Japanese fish farmers are ready to help Taiwan after China banned Taiwanese grouper imports, the Sankei Shimbun reported yesterday.
The Chinese General Administration of Customs suspended imports of the fish on Monday last week, citing prohibited chemicals and excessive levels of oxytetracycline allegedly found in grouper imports since December last year.
Soichiro Hayashi, president of the Hayashi Trout Farm in Japan’s Fukushima Prefecture, is leading the push for Taiwanese grouper imports, the newspaper said.
Photo: Yang Chin-cheng, Taipei Times
His call has caught the attention of several large sushi chains, the report said.

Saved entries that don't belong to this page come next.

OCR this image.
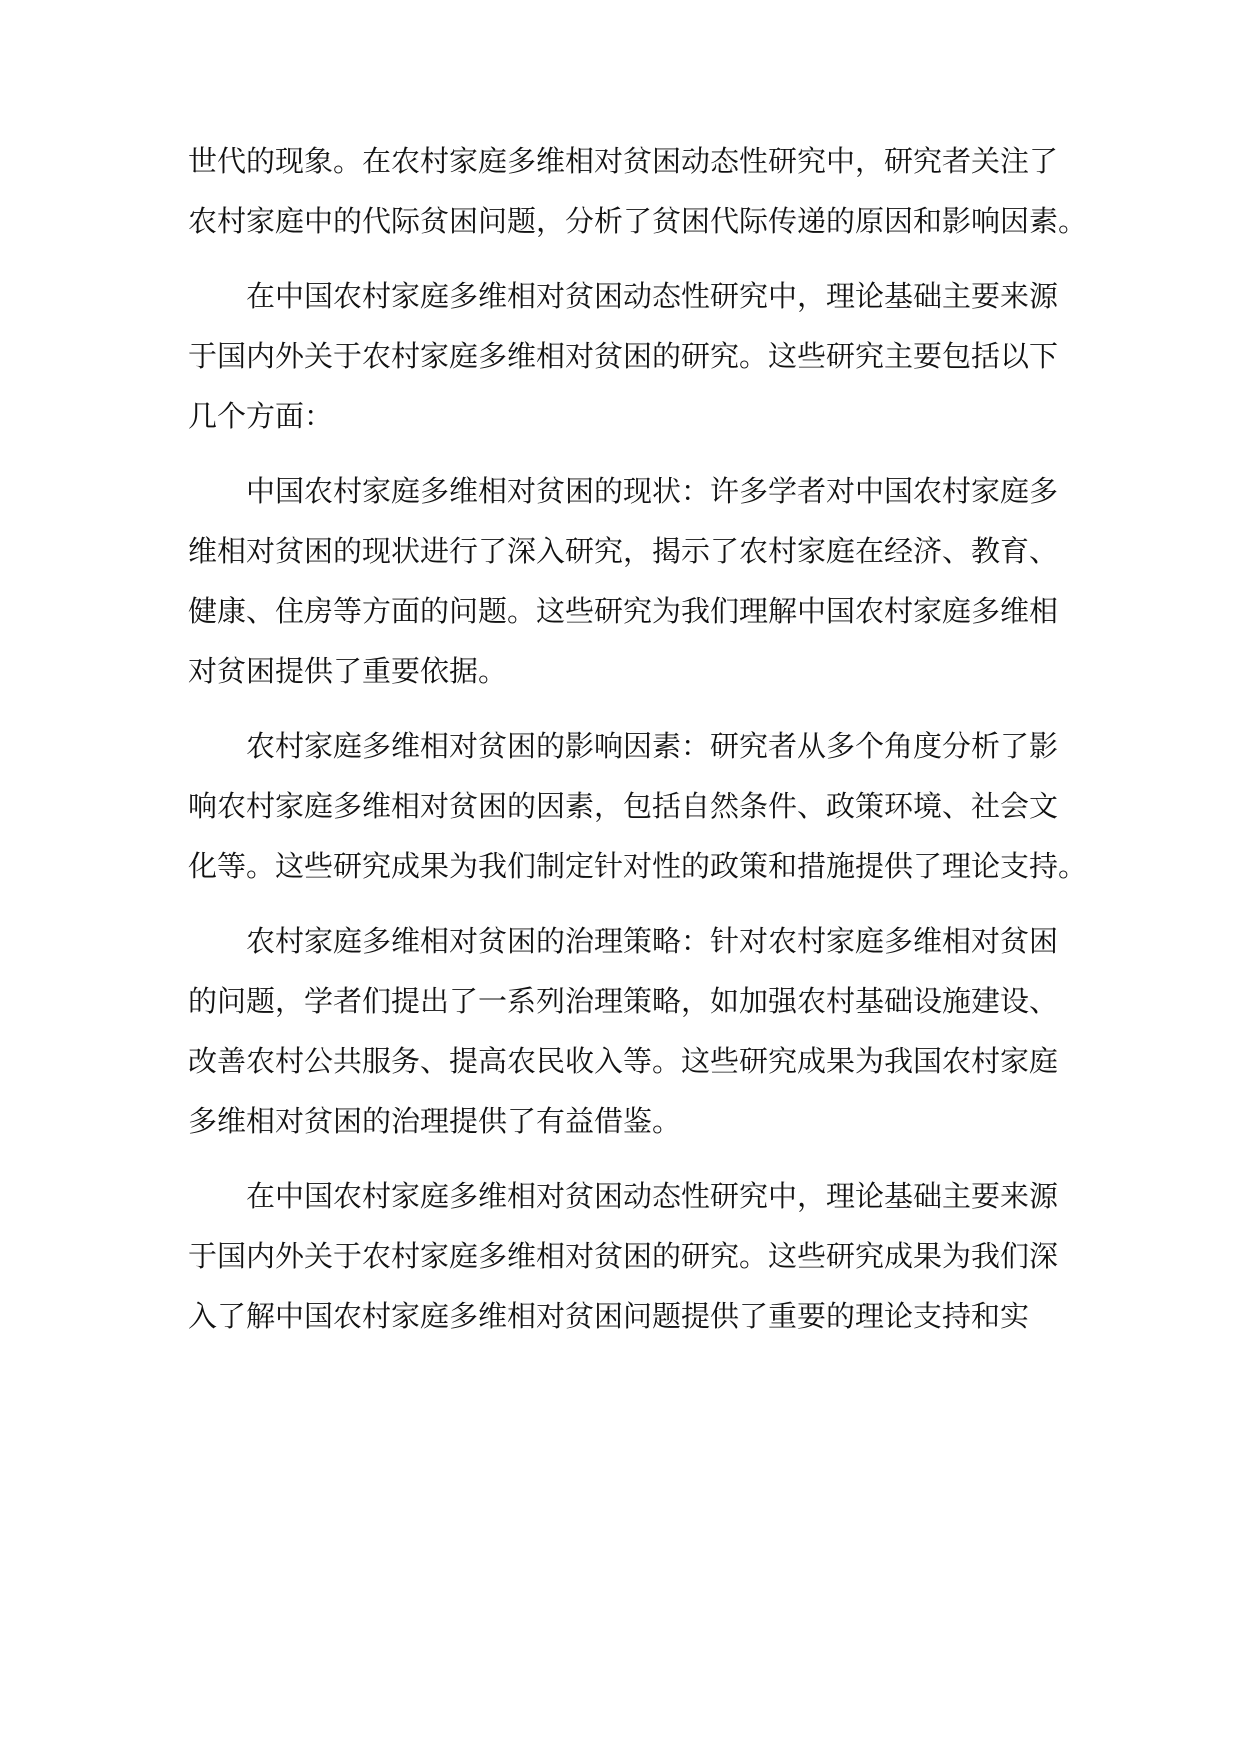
世代的现象。在农村家庭多维相对贫困动态性研究中，研究者关注了
农村家庭中的代际贫困问题，分析了贫困代际传递的原因和影响因素。
在中国农村家庭多维相对贫困动态性研究中，理论基础主要来源
于国内外关于农村家庭多维相对贫困的研究。这些研究主要包括以下
几个方面：
中国农村家庭多维相对贫困的现状：许多学者对中国农村家庭多
维相对贫困的现状进行了深入研究，揭示了农村家庭在经济、教育、
健康、住房等方面的问题。这些研究为我们理解中国农村家庭多维相
对贫困提供了重要依据。
农村家庭多维相对贫困的影响因素：研究者从多个角度分析了影
响农村家庭多维相对贫困的因素，包括自然条件、政策环境、社会文
化等。这些研究成果为我们制定针对性的政策和措施提供了理论支持。
农村家庭多维相对贫困的治理策略：针对农村家庭多维相对贫困
的问题，学者们提出了一系列治理策略，如加强农村基础设施建设、
改善农村公共服务、提高农民收入等。这些研究成果为我国农村家庭
多维相对贫困的治理提供了有益借鉴。
在中国农村家庭多维相对贫困动态性研究中，理论基础主要来源
于国内外关于农村家庭多维相对贫困的研究。这些研究成果为我们深
入了解中国农村家庭多维相对贫困问题提供了重要的理论支持和实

Hayashi, who is the Fukushima branch head of the Friends of Lee Teng-hui Association in Japan, is supportive of Taiwan and wants to return Taiwan’s kindness after it helped with relief efforts after the March 11, 2011, earthquake, the report said.
Fish from disaster-stricken areas were difficult to sell immediately after the earthquake, given fears of radiation after the meltdown at the Fukushima Dai-ichi nuclear power plant, Hayashi told the Sankei Shimbun.
“The feeling of not being able to sell the fish that you work so hard to breed resonated with me,” he said.
Former minister of foreign affairs Mark Chen (陳唐山), who heads the Friends of Shinzo Abe Association, established this month, introduced Hayashi to fish farmers in Pingtung County, the newspaper said.
Hayashi plans to import two to three tonnes of grouper samples for restaurateurs, and hopes to send a group to Taiwan to inspect the farms’ conditions before importing larger quantities, it said.
Grouper fish is delicious and many Japanese would support Taiwan in this cause as it fights Chinese oppression, Hayashi told the newspaper, adding that the “democratic fish” could become a trend and add to demand.
Chen Chien-han (陳建翰), a fish farmer in Pingtung, yesterday said that he is grateful for Hayashi’s gesture.
“It is a cycle of kindness,” Democratic Progressive Party Legislator Cheng Yun-peng (鄭運鵬) said yesterday, adding that Japanese businesses are looking for opportunities to help Taiwan.
The Tokyo-based Taiwan Trade Center has contacted several aquatic product importers and traders to arrange a deal, director Raymond Chen (陳英顯) said.
The high price of grouper is its largest obstacle when exporting to Japan, given that Japanese have a wide variety of fish to choose from, Chen said, adding that imported fish is rarely seen in Japan apart from cod and salmon.
Meanwhile, Taiwan-Japan Relations Association Chairman Su Jia-chyuan (蘇嘉全) is planning to visit Japan-Taiwan Exchange Association Chairman Mitsuo Ohashi in Japan this week to exchange views on issues of mutual concern, sources with knowledge of the matter said.
Su is also scheduled to visit the Hayashi Trout Farm during his trip and attend events to promote Taiwanese grouper, they said.